Меня нередко спрашивают, каким образом соотносятся в текстах вымысел и реальный жизненный опыт. Рискну предложить такую вот аллегорию. Жизненный опыт – это хаотичная россыпь, даже насыпь самых разных камней и минералов. Тут драгоценные алмазы, изумруды, рубины… Полудрагоценные: аметист, опал, жад, топаз, аквамарин… Есть и камни попроще, поделочные: сердолик, кремень, авантюрин, гагат, разноцветные галечные окатыши… Ну и конечно, в изобилии разные там окаменевшие фракции предосудительного происхождения. Куда ж без них? Так вот, произведение – это мозаичная картина, и ты складываешь её, выбирая необходимые или уместные камешки из россыпей пережитого. Разумеется, каждое сравнение хромает, но всё-таки…

Однако иногда у писателя возникает желание забросить очередную мозаику и просто, без затей заняться камешками из кучи, брать их в руки, рассматривать, вспоминать, какой откуда, показывать читателям, объяснять их происхождение – драгоценных, полудрагоценных, обычных и даже мусорных. Зачем? А зачем мы рассказываем случайному попутчику то, что скрываем даже от психотерапевта? У каждого человека в судьбе есть события, вроде бы рядовые, но сыгравшие особенную роль. Я, например, понял, что отрочество закончилось не тогда, когда, скажем, впервые проник в тайну женской благосклонности. Нет, случилось иначе.

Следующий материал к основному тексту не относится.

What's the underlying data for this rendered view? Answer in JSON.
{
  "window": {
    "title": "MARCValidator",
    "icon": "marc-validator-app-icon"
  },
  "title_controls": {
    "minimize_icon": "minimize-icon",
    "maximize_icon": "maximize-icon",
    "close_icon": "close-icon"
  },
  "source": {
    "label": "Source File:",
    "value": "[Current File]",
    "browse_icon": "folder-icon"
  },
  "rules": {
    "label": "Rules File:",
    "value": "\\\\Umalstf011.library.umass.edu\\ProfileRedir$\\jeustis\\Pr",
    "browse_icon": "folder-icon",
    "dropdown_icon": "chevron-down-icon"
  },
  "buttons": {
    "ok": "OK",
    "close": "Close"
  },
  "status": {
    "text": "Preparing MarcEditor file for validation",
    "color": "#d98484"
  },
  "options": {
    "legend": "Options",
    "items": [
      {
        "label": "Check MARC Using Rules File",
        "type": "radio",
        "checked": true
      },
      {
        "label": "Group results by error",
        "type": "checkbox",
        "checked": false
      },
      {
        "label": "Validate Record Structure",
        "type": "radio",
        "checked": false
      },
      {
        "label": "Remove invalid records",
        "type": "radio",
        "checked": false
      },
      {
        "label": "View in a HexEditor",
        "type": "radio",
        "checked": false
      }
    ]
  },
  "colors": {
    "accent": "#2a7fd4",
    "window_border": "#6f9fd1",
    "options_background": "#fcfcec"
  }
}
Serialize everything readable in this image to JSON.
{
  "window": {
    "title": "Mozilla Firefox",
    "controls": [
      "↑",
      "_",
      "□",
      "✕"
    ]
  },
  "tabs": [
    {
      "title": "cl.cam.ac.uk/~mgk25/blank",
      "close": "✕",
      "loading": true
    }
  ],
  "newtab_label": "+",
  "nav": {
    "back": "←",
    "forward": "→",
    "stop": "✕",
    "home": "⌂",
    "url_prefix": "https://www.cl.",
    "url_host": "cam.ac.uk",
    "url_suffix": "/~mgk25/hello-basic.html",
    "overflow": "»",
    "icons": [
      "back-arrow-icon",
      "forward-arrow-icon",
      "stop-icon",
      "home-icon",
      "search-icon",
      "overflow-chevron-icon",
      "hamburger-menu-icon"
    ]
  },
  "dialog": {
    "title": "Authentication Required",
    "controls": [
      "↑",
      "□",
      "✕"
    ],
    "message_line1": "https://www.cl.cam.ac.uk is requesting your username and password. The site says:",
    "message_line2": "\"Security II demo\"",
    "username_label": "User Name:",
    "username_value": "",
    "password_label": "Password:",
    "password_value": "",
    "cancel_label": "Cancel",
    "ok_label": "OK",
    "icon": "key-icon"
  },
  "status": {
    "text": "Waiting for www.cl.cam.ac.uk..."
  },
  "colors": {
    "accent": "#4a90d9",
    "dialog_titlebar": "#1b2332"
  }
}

Мы с друзьями-первокурсниками шумно шли из пивного бара и в Переведеновском переулке, недалеко от моей 348-й школы, повстречали юную женщину с коляской. То была моя одноклассница, с которой мы однажды поцеловались в подъезде, почти невинно. Она меня узнала, покраснела и, холодно кивнув с высот своего раннего материнства, величаво проследовала мимо. Именно в тот момент в моей душе совершилось некое скачкообразное взросление. Почему? Если каждый мог бы ответить на такой вопрос, не нужны были бы ни Достоевский, ни Толстой, ни Флобер, ни Чехов… Со стороны вроде бы заурядная сценка, по нашей классификации так себе – шпат полевой. А в моей жизни это воспоминание – по меньшей мере топаз, возможно, дымчатый.

Обычно книги, подобные моей, называются литературными мемуарами, или мемуарной прозой. Среди них есть выдающиеся сочинения. Например, воспоминания Греча, Фета, Станиславского, Короленко, Пастернака, Белого, Ходасевича, Анастасии Цветаевой, Катаева, Нагибина, Бородина… Это не просто развёрнутые автобиографии, не рассказы про житьё-бытьё. Авторы приобщают нас к своей жизненной и творческой философии, спорят с оппонентами, критиками-зоилами, довоёвывают с давними литературными недругами, пытаются сами оценить своё творчество в контексте эпохи и вечности. Любому писателю, даже великому, кажется, что современники его не поняли до конца, недооценили. Но лучше, на мой взгляд, быть недооценённым, чем переоценённым. Последнее заканчивается посмертным и даже прижизненным дефолтом. Иногда я вижу на стене какого-нибудь дома мемориальную доску с потускневшими золотыми словами «выдающийся писатель», а фамилию-то уже никто и не помнит. Жуть!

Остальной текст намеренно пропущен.